Nevertheless, it may well be prudent to consider individualised dosage adjustment of Kaletra based on steady-state TDM when using this combination, particularly in extensively-treated individuals with major protease mutations.

Small adjustments may be difficult, however, since the soft-gel formulation of Kaletra that was used in both studies has already been replaced in North America with a new tablet formulation, and this should also occur in Europe within the next few months. It is also possible that the interactions seen with the soft-gel formulation may differ with the tablet formulation.

Nevertheless, Ribera and colleagues conclude on a cautiously optimistic note, calling for "further studies...to confirm these encouragingly preliminary results."

Tolerability and efficacy

Despite the higher concentrations of both lopinavir and atazanavir seen in the Kaletra/atazanavir arm of the Barcelona study, the treatment was generally well-tolerated and was not discontinued because of adverse effects. Expected side-effects associated with lopinavir (self-limiting diarrhoea in six participants) and atazanavir (mild hyperbilirubinaemia in all sixteen, including four cases of yellowing of the whites of the eyes or jaundice) were seen, however.

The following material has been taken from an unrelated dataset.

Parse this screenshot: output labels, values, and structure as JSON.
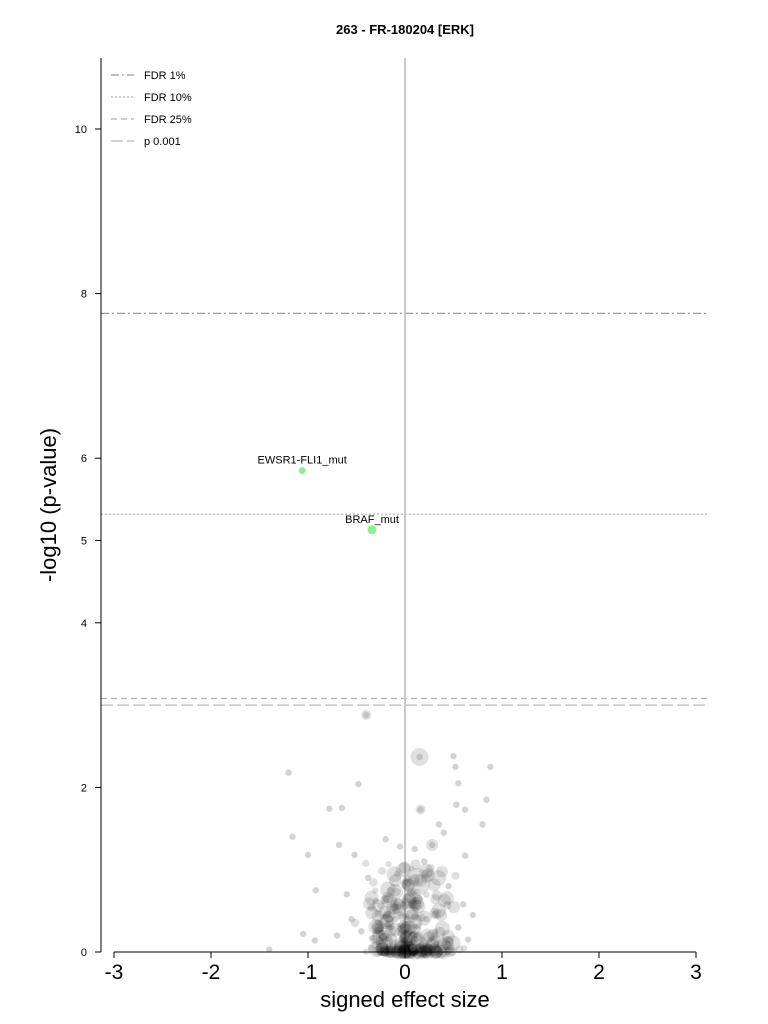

Notably, thirteen of the sixteen achieved viral loads below 50 copies/ml by week 24, a "substantial efficacy" which the investigators partially attribute to the high levels of lopinavir and atazanavir achieved. The do note, however, that there may have been a selection bias in their small cohort which may have led to better Kaletra tolerance given the high levels of lopinavir seen: "a large number of patients included had already received or were receiving [Kaletra] with good tolerance, whereas patients who had previously shown poor tolerance to these drugs were not considered for this treatment."

Not surprisingly, since the Lausanne patients were only on the Kaletra/atazanavir combination for fourteen days, and lower lopinavir levels were observed, the combination was also well-tolerated. Of note, three individuals experienced diarrhoea when Kaletra was added to their atazanavir-containing regimen, and four individuals experienced mild hyperbilirubinaemia when atazanavir was added to their Kaletra-containing regimen. These adverse effects reversed two weeks after removing the respective drugs. No virological failures were seen.

References

Colombo S et al. Ritonavir-boosted atazanavir-lopinavir combination: a pharmacokinetic interaction study of total, unbound plasma and cellular exposures. Antiviral Therapy 11(1): 53-62, 2006.

Ribera E et al. Atazanavir and lopinavir/ritonavir: pharmacokinetics, safety and efficacy of a promising double-boosted protease inhibitor regimen. AIDS 20 (8): 1131-1139, 2006.

Langman P et al. Efficacy and safety of ATV in combination with LPV/r. Intl Workshop on Clinical Pharmacology of HIV Therapy, Quebec, abstract 56, 2005.